# Wrangler Unlimited Pictures Needed Please



## Chopper0912

We currently have a 2014 Wrangler Unlimited Rubicon on order. We are going to add a plow to it but I am trying to get pictures of the mounts to see how far down they are going to hang. We are looking at the Blizzard 720LT and the Meyer DP68. I have search around and unable to find the pictures that I am looking for. Also if someone has one with a Snoway, could you please post also. 

Before you post the, don't do it posts, this is only going to be for a few driveways and nothing commercial. I already know what the Jeeps can do and the dealership will give me in writing nothing will happen with my warranty on the new Wrangler. 

Alex


----------



## Hubjeep

No pics here, but those wrangler are wide. 6' 8" may be a bit narrow, Meyer has a 7' 6" DP series plow.


----------



## Mems

I ran a 7' blade on a standard Rubicon, 2003. It did great but is also just barely covered the tires when the blade was turned all the way. I'd also suggest going with the 720.

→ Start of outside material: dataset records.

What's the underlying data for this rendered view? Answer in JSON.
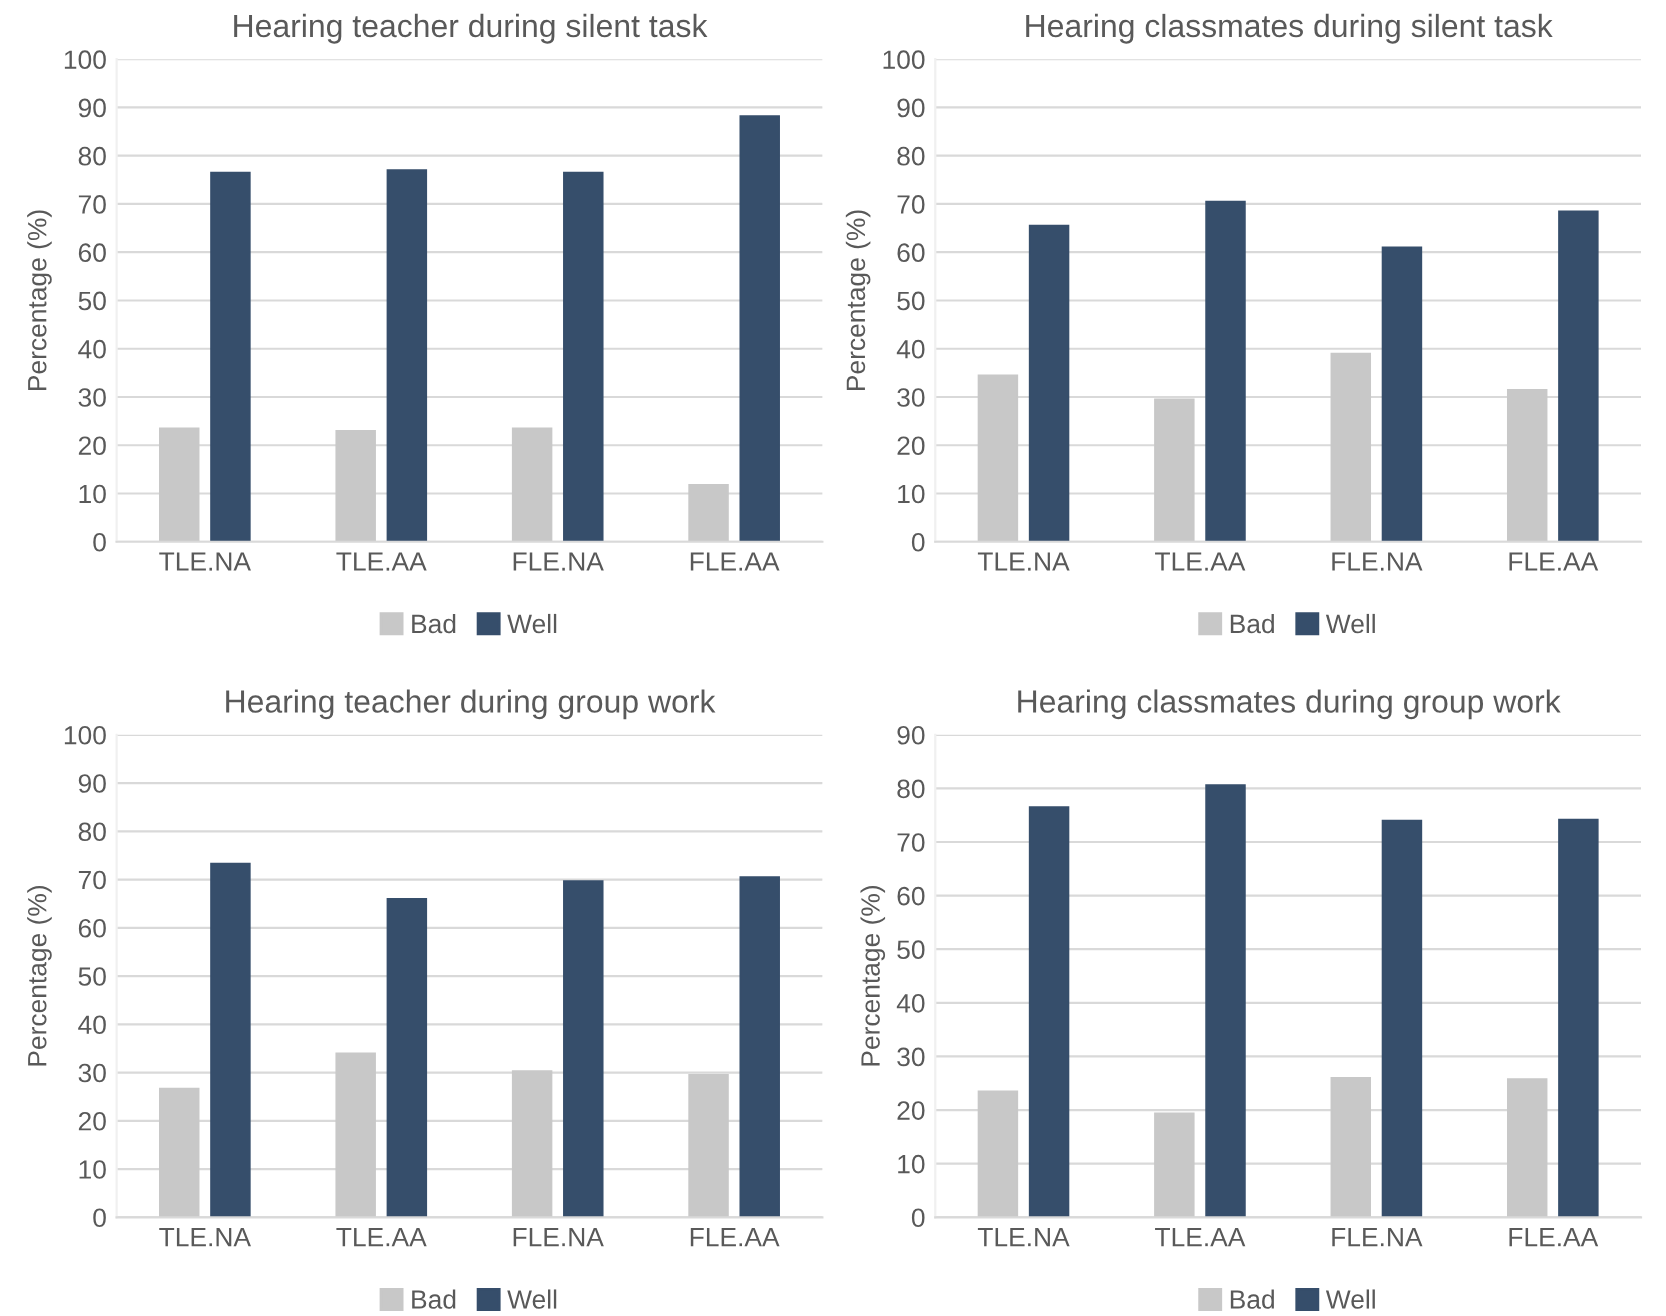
{
  "chart_data": [
    {
      "type": "bar",
      "title": "Hearing teacher during silent task",
      "ylabel": "Percentage (%)",
      "categories": [
        "TLE.NA",
        "TLE.AA",
        "FLE.NA",
        "FLE.AA"
      ],
      "ylim": [
        0,
        100
      ],
      "yticks": [
        0,
        10,
        20,
        30,
        40,
        50,
        60,
        70,
        80,
        90,
        100
      ],
      "grid": "y",
      "legend": "bottom",
      "series": [
        {
          "name": "Bad",
          "color": "#c8c8c8",
          "values": [
            23.5,
            23,
            23.5,
            11.8
          ]
        },
        {
          "name": "Well",
          "color": "#364e6b",
          "values": [
            76.5,
            77,
            76.5,
            88.2
          ]
        }
      ]
    },
    {
      "type": "bar",
      "title": "Hearing classmates during silent task",
      "ylabel": "Percentage (%)",
      "categories": [
        "TLE.NA",
        "TLE.AA",
        "FLE.NA",
        "FLE.AA"
      ],
      "ylim": [
        0,
        100
      ],
      "yticks": [
        0,
        10,
        20,
        30,
        40,
        50,
        60,
        70,
        80,
        90,
        100
      ],
      "grid": "y",
      "legend": "bottom",
      "series": [
        {
          "name": "Bad",
          "color": "#c8c8c8",
          "values": [
            34.5,
            29.5,
            39,
            31.5
          ]
        },
        {
          "name": "Well",
          "color": "#364e6b",
          "values": [
            65.5,
            70.5,
            61,
            68.5
          ]
        }
      ]
    },
    {
      "type": "bar",
      "title": "Hearing teacher during group work",
      "ylabel": "Percentage (%)",
      "categories": [
        "TLE.NA",
        "TLE.AA",
        "FLE.NA",
        "FLE.AA"
      ],
      "ylim": [
        0,
        100
      ],
      "yticks": [
        0,
        10,
        20,
        30,
        40,
        50,
        60,
        70,
        80,
        90,
        100
      ],
      "grid": "y",
      "legend": "bottom",
      "series": [
        {
          "name": "Bad",
          "color": "#c8c8c8",
          "values": [
            26.7,
            34,
            30.3,
            29.5
          ]
        },
        {
          "name": "Well",
          "color": "#364e6b",
          "values": [
            73.3,
            66,
            69.7,
            70.5
          ]
        }
      ]
    },
    {
      "type": "bar",
      "title": "Hearing classmates during group work",
      "ylabel": "Percentage (%)",
      "categories": [
        "TLE.NA",
        "TLE.AA",
        "FLE.NA",
        "FLE.AA"
      ],
      "ylim": [
        0,
        90
      ],
      "yticks": [
        0,
        10,
        20,
        30,
        40,
        50,
        60,
        70,
        80,
        90
      ],
      "grid": "y",
      "legend": "bottom",
      "series": [
        {
          "name": "Bad",
          "color": "#c8c8c8",
          "values": [
            23.5,
            19.4,
            26,
            25.8
          ]
        },
        {
          "name": "Well",
          "color": "#364e6b",
          "values": [
            76.5,
            80.6,
            74,
            74.2
          ]
        }
      ]
    }
  ]
}
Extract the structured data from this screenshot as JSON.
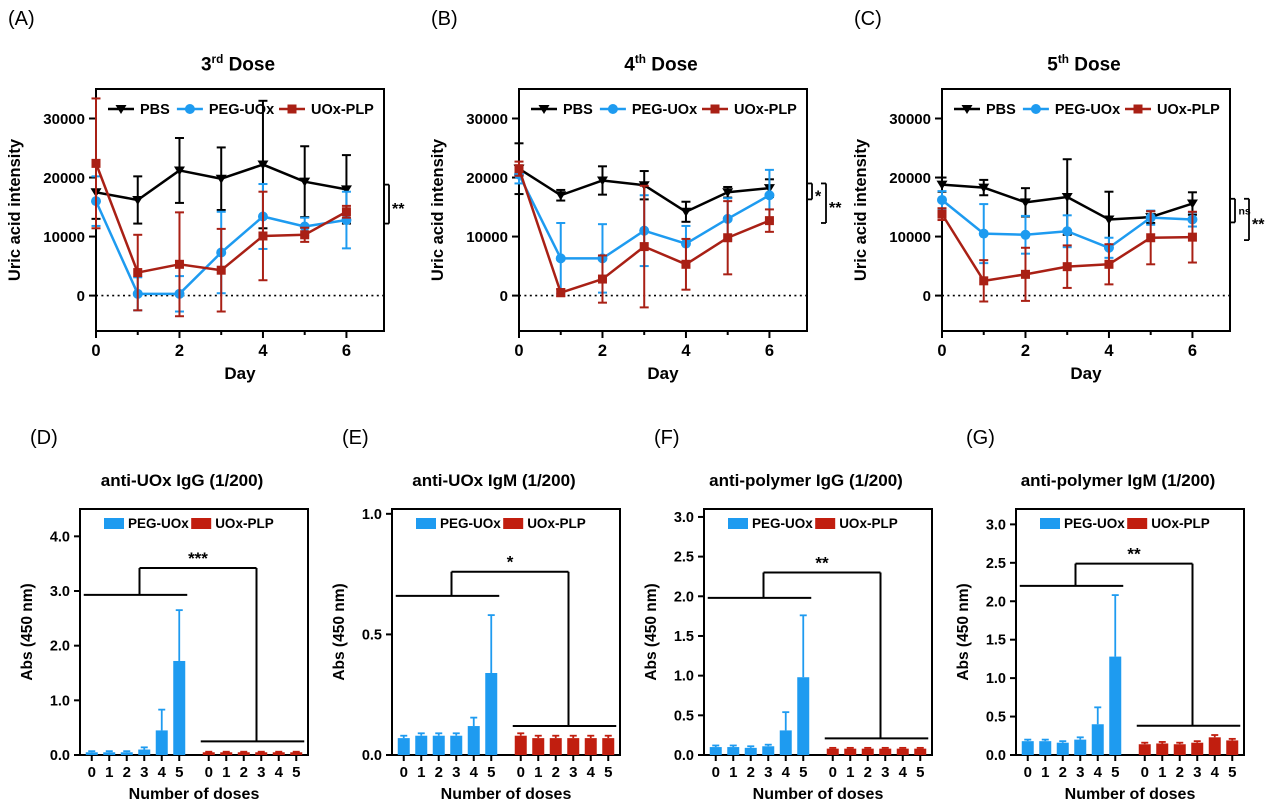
{
  "colors": {
    "pbs": "#000000",
    "peg_uox": "#1E9BF0",
    "uox_plp": "#A92015",
    "uox_plp_bar": "#C11E0F",
    "axis": "#000000"
  },
  "chart_data": [
    {
      "panel_letter": "(A)",
      "type": "line",
      "title_base": "3",
      "title_sup": "rd",
      "title_rest": " Dose",
      "xlabel": "Day",
      "ylabel": "Uric acid intensity",
      "x": [
        0,
        1,
        2,
        3,
        4,
        5,
        6
      ],
      "xticks_major": [
        0,
        2,
        4,
        6
      ],
      "xticks_minor": [
        1,
        3,
        5
      ],
      "yticks": [
        0,
        10000,
        20000,
        30000
      ],
      "ytick_labels": [
        "0",
        "10000",
        "20000",
        "30000"
      ],
      "ylim": [
        -6000,
        35000
      ],
      "xlim": [
        0,
        6.9
      ],
      "zero_line": true,
      "series": [
        {
          "name": "PBS",
          "color_key": "pbs",
          "marker": "triangle-down",
          "values": [
            17500,
            16200,
            21200,
            19800,
            22200,
            19300,
            18000
          ],
          "errors": [
            4500,
            4000,
            5500,
            5300,
            10800,
            6000,
            5800
          ]
        },
        {
          "name": "PEG-UOx",
          "color_key": "peg_uox",
          "marker": "circle",
          "values": [
            16000,
            300,
            300,
            7300,
            13400,
            11700,
            12800
          ],
          "errors": [
            4200,
            2800,
            3000,
            6900,
            5500,
            1500,
            4800
          ]
        },
        {
          "name": "UOx-PLP",
          "color_key": "uox_plp",
          "marker": "square",
          "values": [
            22400,
            3900,
            5300,
            4300,
            10100,
            10300,
            14200
          ],
          "errors": [
            11000,
            6400,
            8800,
            7000,
            7500,
            1200,
            1000
          ]
        }
      ],
      "significance": [
        {
          "label": "**",
          "from": 18800,
          "to": 12200
        }
      ]
    },
    {
      "panel_letter": "(B)",
      "type": "line",
      "title_base": "4",
      "title_sup": "th",
      "title_rest": " Dose",
      "xlabel": "Day",
      "ylabel": "Uric acid intensity",
      "x": [
        0,
        1,
        2,
        3,
        4,
        5,
        6
      ],
      "xticks_major": [
        0,
        2,
        4,
        6
      ],
      "xticks_minor": [
        1,
        3,
        5
      ],
      "yticks": [
        0,
        10000,
        20000,
        30000
      ],
      "ytick_labels": [
        "0",
        "10000",
        "20000",
        "30000"
      ],
      "ylim": [
        -6000,
        35000
      ],
      "xlim": [
        0,
        6.9
      ],
      "zero_line": true,
      "series": [
        {
          "name": "PBS",
          "color_key": "pbs",
          "marker": "triangle-down",
          "values": [
            21500,
            17000,
            19500,
            18700,
            14200,
            17500,
            18200
          ],
          "errors": [
            4300,
            900,
            2400,
            2400,
            1700,
            900,
            1500
          ]
        },
        {
          "name": "PEG-UOx",
          "color_key": "peg_uox",
          "marker": "circle",
          "values": [
            20500,
            6300,
            6300,
            11000,
            8800,
            13000,
            17000
          ],
          "errors": [
            1500,
            6000,
            5800,
            6000,
            3000,
            3500,
            4300
          ]
        },
        {
          "name": "UOx-PLP",
          "color_key": "uox_plp",
          "marker": "square",
          "values": [
            21500,
            500,
            2800,
            8300,
            5300,
            9800,
            12700
          ],
          "errors": [
            1200,
            600,
            4000,
            10300,
            4300,
            6200,
            1900
          ]
        }
      ],
      "significance": [
        {
          "label": "*",
          "from": 19000,
          "to": 16300
        },
        {
          "label": "**",
          "from": 19000,
          "to": 12300
        }
      ]
    },
    {
      "panel_letter": "(C)",
      "type": "line",
      "title_base": "5",
      "title_sup": "th",
      "title_rest": " Dose",
      "xlabel": "Day",
      "ylabel": "Uric acid intensity",
      "x": [
        0,
        1,
        2,
        3,
        4,
        5,
        6
      ],
      "xticks_major": [
        0,
        2,
        4,
        6
      ],
      "xticks_minor": [
        1,
        3,
        5
      ],
      "yticks": [
        0,
        10000,
        20000,
        30000
      ],
      "ytick_labels": [
        "0",
        "10000",
        "20000",
        "30000"
      ],
      "ylim": [
        -6000,
        35000
      ],
      "xlim": [
        0,
        6.9
      ],
      "zero_line": true,
      "series": [
        {
          "name": "PBS",
          "color_key": "pbs",
          "marker": "triangle-down",
          "values": [
            18800,
            18300,
            15800,
            16700,
            12900,
            13300,
            15600
          ],
          "errors": [
            1200,
            1300,
            2400,
            6400,
            4700,
            1000,
            1900
          ]
        },
        {
          "name": "PEG-UOx",
          "color_key": "peg_uox",
          "marker": "circle",
          "values": [
            16200,
            10500,
            10300,
            10900,
            8100,
            13200,
            12900
          ],
          "errors": [
            1500,
            5000,
            3200,
            2700,
            1700,
            1200,
            1200
          ]
        },
        {
          "name": "UOx-PLP",
          "color_key": "uox_plp",
          "marker": "square",
          "values": [
            13800,
            2500,
            3600,
            4900,
            5300,
            9800,
            9900
          ],
          "errors": [
            1000,
            3500,
            4500,
            3600,
            3400,
            4500,
            4300
          ]
        }
      ],
      "significance": [
        {
          "label": "ns",
          "from": 16400,
          "to": 12400
        },
        {
          "label": "**",
          "from": 16400,
          "to": 9400
        }
      ]
    },
    {
      "panel_letter": "(D)",
      "type": "bar",
      "title": "anti-UOx IgG (1/200)",
      "xlabel": "Number of doses",
      "ylabel": "Abs (450 nm)",
      "categories": [
        "0",
        "1",
        "2",
        "3",
        "4",
        "5"
      ],
      "yticks": [
        0,
        1,
        2,
        3,
        4
      ],
      "ytick_labels": [
        "0.0",
        "1.0",
        "2.0",
        "3.0",
        "4.0"
      ],
      "ylim": [
        0,
        4.5
      ],
      "series": [
        {
          "name": "PEG-UOx",
          "color_key": "peg_uox",
          "values": [
            0.05,
            0.05,
            0.05,
            0.1,
            0.45,
            1.72
          ],
          "errors": [
            0.02,
            0.02,
            0.02,
            0.04,
            0.38,
            0.93
          ]
        },
        {
          "name": "UOx-PLP",
          "color_key": "uox_plp_bar",
          "values": [
            0.05,
            0.05,
            0.05,
            0.05,
            0.05,
            0.05
          ],
          "errors": [
            0.01,
            0.01,
            0.01,
            0.01,
            0.01,
            0.01
          ]
        }
      ],
      "significance": {
        "label": "***",
        "left_line_y": 2.93,
        "right_line_y": 0.25,
        "top_y": 3.42
      }
    },
    {
      "panel_letter": "(E)",
      "type": "bar",
      "title": "anti-UOx IgM (1/200)",
      "xlabel": "Number of doses",
      "ylabel": "Abs (450 nm)",
      "categories": [
        "0",
        "1",
        "2",
        "3",
        "4",
        "5"
      ],
      "yticks": [
        0,
        0.5,
        1
      ],
      "ytick_labels": [
        "0.0",
        "0.5",
        "1.0"
      ],
      "ylim": [
        0,
        1.02
      ],
      "series": [
        {
          "name": "PEG-UOx",
          "color_key": "peg_uox",
          "values": [
            0.07,
            0.08,
            0.08,
            0.08,
            0.12,
            0.34
          ],
          "errors": [
            0.01,
            0.01,
            0.01,
            0.01,
            0.035,
            0.24
          ]
        },
        {
          "name": "UOx-PLP",
          "color_key": "uox_plp_bar",
          "values": [
            0.08,
            0.07,
            0.07,
            0.07,
            0.07,
            0.07
          ],
          "errors": [
            0.01,
            0.01,
            0.01,
            0.01,
            0.01,
            0.01
          ]
        }
      ],
      "significance": {
        "label": "*",
        "left_line_y": 0.66,
        "right_line_y": 0.12,
        "top_y": 0.76
      }
    },
    {
      "panel_letter": "(F)",
      "type": "bar",
      "title": "anti-polymer IgG (1/200)",
      "xlabel": "Number of doses",
      "ylabel": "Abs (450 nm)",
      "categories": [
        "0",
        "1",
        "2",
        "3",
        "4",
        "5"
      ],
      "yticks": [
        0,
        0.5,
        1,
        1.5,
        2,
        2.5,
        3
      ],
      "ytick_labels": [
        "0.0",
        "0.5",
        "1.0",
        "1.5",
        "2.0",
        "2.5",
        "3.0"
      ],
      "ylim": [
        0,
        3.1
      ],
      "series": [
        {
          "name": "PEG-UOx",
          "color_key": "peg_uox",
          "values": [
            0.1,
            0.1,
            0.09,
            0.11,
            0.31,
            0.98
          ],
          "errors": [
            0.02,
            0.02,
            0.02,
            0.02,
            0.23,
            0.78
          ]
        },
        {
          "name": "UOx-PLP",
          "color_key": "uox_plp_bar",
          "values": [
            0.08,
            0.08,
            0.08,
            0.08,
            0.08,
            0.08
          ],
          "errors": [
            0.01,
            0.01,
            0.01,
            0.01,
            0.01,
            0.01
          ]
        }
      ],
      "significance": {
        "label": "**",
        "left_line_y": 1.98,
        "right_line_y": 0.21,
        "top_y": 2.3
      }
    },
    {
      "panel_letter": "(G)",
      "type": "bar",
      "title": "anti-polymer IgM (1/200)",
      "xlabel": "Number of doses",
      "ylabel": "Abs (450 nm)",
      "categories": [
        "0",
        "1",
        "2",
        "3",
        "4",
        "5"
      ],
      "yticks": [
        0,
        0.5,
        1,
        1.5,
        2,
        2.5,
        3
      ],
      "ytick_labels": [
        "0.0",
        "0.5",
        "1.0",
        "1.5",
        "2.0",
        "2.5",
        "3.0"
      ],
      "ylim": [
        0,
        3.2
      ],
      "series": [
        {
          "name": "PEG-UOx",
          "color_key": "peg_uox",
          "values": [
            0.18,
            0.18,
            0.16,
            0.2,
            0.4,
            1.28
          ],
          "errors": [
            0.02,
            0.02,
            0.02,
            0.03,
            0.22,
            0.8
          ]
        },
        {
          "name": "UOx-PLP",
          "color_key": "uox_plp_bar",
          "values": [
            0.14,
            0.15,
            0.14,
            0.16,
            0.23,
            0.19
          ],
          "errors": [
            0.02,
            0.02,
            0.02,
            0.02,
            0.03,
            0.02
          ]
        }
      ],
      "significance": {
        "label": "**",
        "left_line_y": 2.2,
        "right_line_y": 0.38,
        "top_y": 2.49
      }
    }
  ]
}
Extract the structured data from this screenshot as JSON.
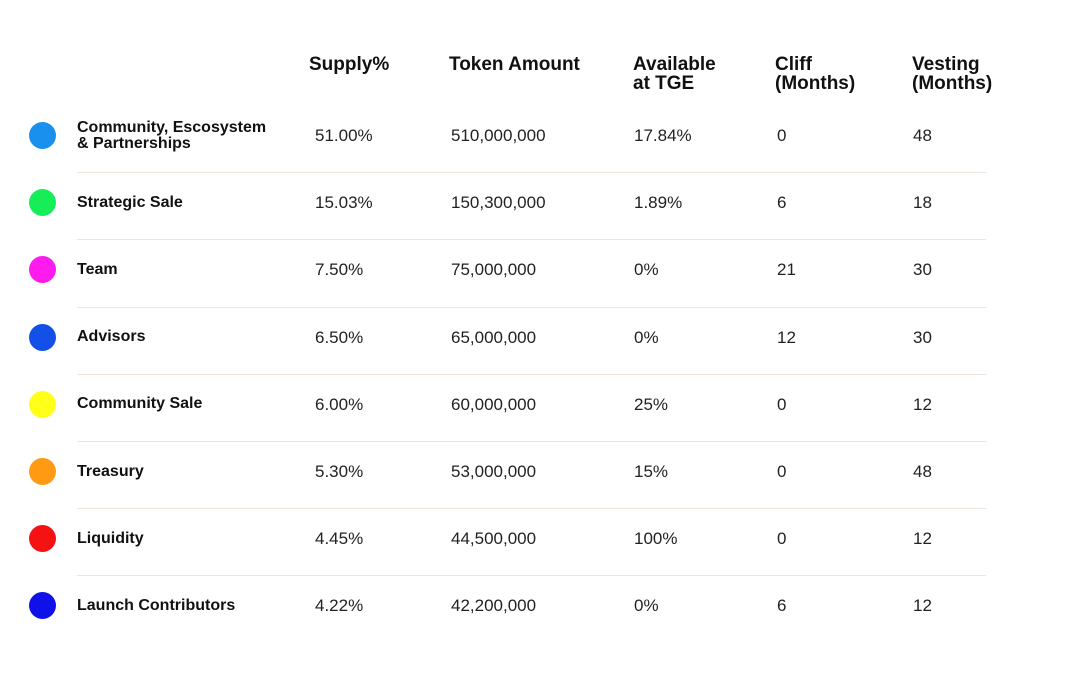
{
  "chart_data": {
    "type": "table",
    "columns": [
      "",
      "Supply%",
      "Token Amount",
      "Available\nat TGE",
      "Cliff\n(Months)",
      "Vesting\n(Months)"
    ],
    "rows": [
      {
        "label": "Community, Escosystem\n& Partnerships",
        "color": "#1a90ee",
        "supply": "51.00%",
        "amount": "510,000,000",
        "tge": "17.84%",
        "cliff": "0",
        "vesting": "48"
      },
      {
        "label": "Strategic Sale",
        "color": "#16ee58",
        "supply": "15.03%",
        "amount": "150,300,000",
        "tge": "1.89%",
        "cliff": "6",
        "vesting": "18"
      },
      {
        "label": "Team",
        "color": "#ff1aee",
        "supply": "7.50%",
        "amount": "75,000,000",
        "tge": "0%",
        "cliff": "21",
        "vesting": "30"
      },
      {
        "label": "Advisors",
        "color": "#1250e8",
        "supply": "6.50%",
        "amount": "65,000,000",
        "tge": "0%",
        "cliff": "12",
        "vesting": "30"
      },
      {
        "label": "Community Sale",
        "color": "#ffff1a",
        "supply": "6.00%",
        "amount": "60,000,000",
        "tge": "25%",
        "cliff": "0",
        "vesting": "12"
      },
      {
        "label": "Treasury",
        "color": "#ff9a12",
        "supply": "5.30%",
        "amount": "53,000,000",
        "tge": "15%",
        "cliff": "0",
        "vesting": "48"
      },
      {
        "label": "Liquidity",
        "color": "#f51212",
        "supply": "4.45%",
        "amount": "44,500,000",
        "tge": "100%",
        "cliff": "0",
        "vesting": "12"
      },
      {
        "label": "Launch Contributors",
        "color": "#1010e8",
        "supply": "4.22%",
        "amount": "42,200,000",
        "tge": "0%",
        "cliff": "6",
        "vesting": "12"
      }
    ]
  }
}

I found this pic and this gentleman is a member on this forum as well.


----------



## Hubjeep

Mems;1651131 said:


> I ran a 7' blade on a standard Rubicon, 2003. It did great but is also just barely covered the tires when the blade was turned all the way. I'd also suggest going with the 720.


2003's are still TJ's, JK's are something like 8" wider!

Go 7' 6"


----------



## Mems

Hubjeep;1651506 said:


> 2003's are still TJ's, JK's are something like 8" wider!
> 
> Go 7' 6"


Aware and agreed. 7.5' is probably the best choice.


----------



## fordmstng66

My 2012 with aSnowdogg MD75. I would not get any smaller, as at full angle it will not cover the tracks. I have 2.5" lift. The middle section of the frame is raised in the 2nd and 3rd picture to play in the mud, but before my 2.25" lift that was the height. First pic is stock height. Unhappy how snowdogg hangs so low on these vehicles, think they could have designed a little better.


----------



## Chopper0912

That's what I was worried about the mount hanging that low. I have found a website that has pictures of the Meyers DP68 and the mount tucks up there pretty well but I want a bigger plow that will clear the tires when angled. I am still looking for a picture of the Blizzard 720LT I hope someone that has one post a better picture. Thank you for everyone that has posted and I hope some more post on it.

Thanks again,

Alex


----------



## theplowmeister

The Fisher mount is probably the least intrusive mount.


----------



## Than Oliver

I have the old snowbear, I take the mounts off each spring and put back on in the fall


----------



## Freedom Dave

Mems;1651803 said:


> Aware and agreed. 7.5' is probably the best choice.


I have a western mid weight plow off a few and wanted to get a jeep and was trying to see if this is good for a jeep unlimited wrangler 2012?


----------